Texte intégral
Le Figaro Magazine. – Vous avez récemment accordé aux fonctionnaires une augmentation de 2,6 % de leurs traitements, alors que ces traitements étaient déjà supérieurs de 10,7 % en moyenne à ceux du secteur privé. N’aurait-il pas été plus utile pour l’ensemble de la collectivité de consacrer cet argent (5,3 milliards en 1998, 9,5 milliards en 1999 et 23,3 milliards en 2000) aux investissements, à la redistribution sociale ou au paiement de la dette ?

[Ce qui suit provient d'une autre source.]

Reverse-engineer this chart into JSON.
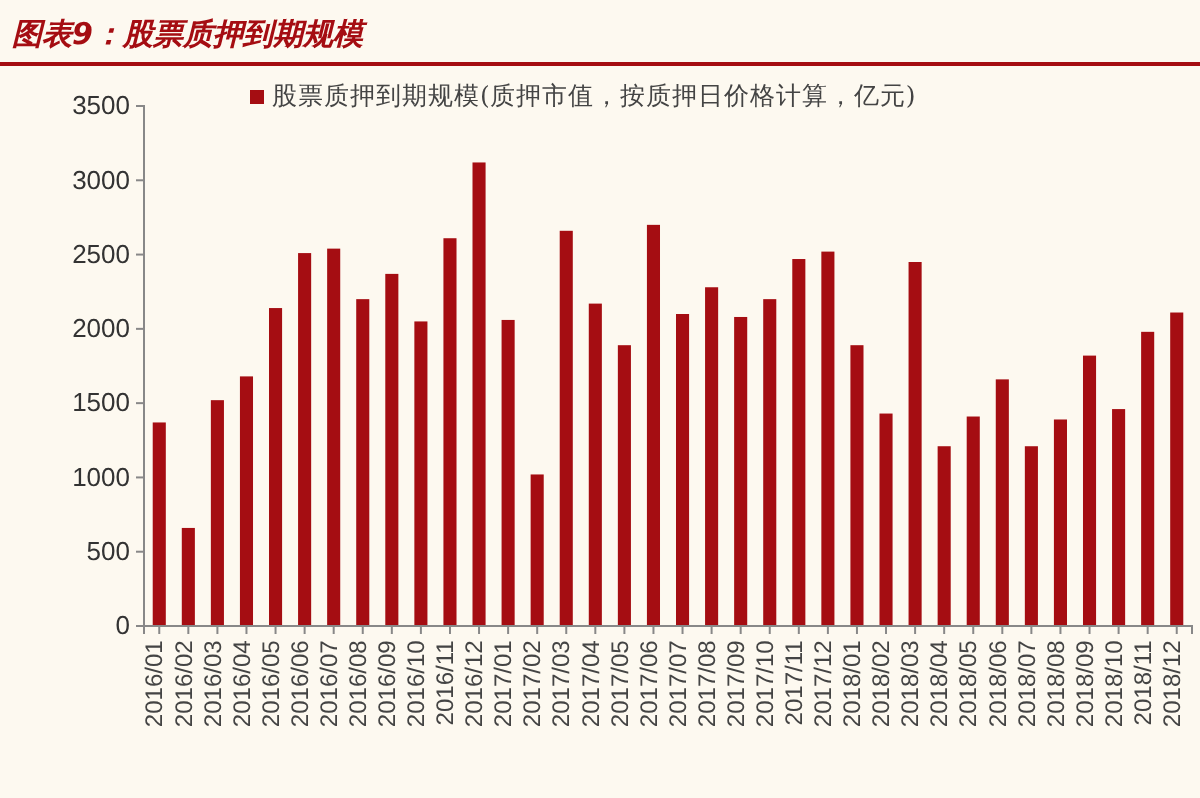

Emile Zuccarelli. – Il n’y avait pas eu d’accord salarial dans la fonction publique depuis 1993 ; il importait en outre d’augmenter le niveau des plus bas salaires et de maintenir le pouvoir d’achat des fonctionnaires pour les deux années à venir. J’estime donc qu’il était parfaitement normal, et de ma responsabilité de négocier un tel accord. Cela dit, je m’inscris en faux contre l’assertion que vous énoncez : à qualification égale, il est faux de dire que les fonctionnaires sont mieux rémunérés que les salariés du privé. Car il est impossible de comparer la rémunération moyenne de deux populations aussi différentes ! L’une comptant seulement 15 % de cadres, et l’autre en 40 % et 45 %…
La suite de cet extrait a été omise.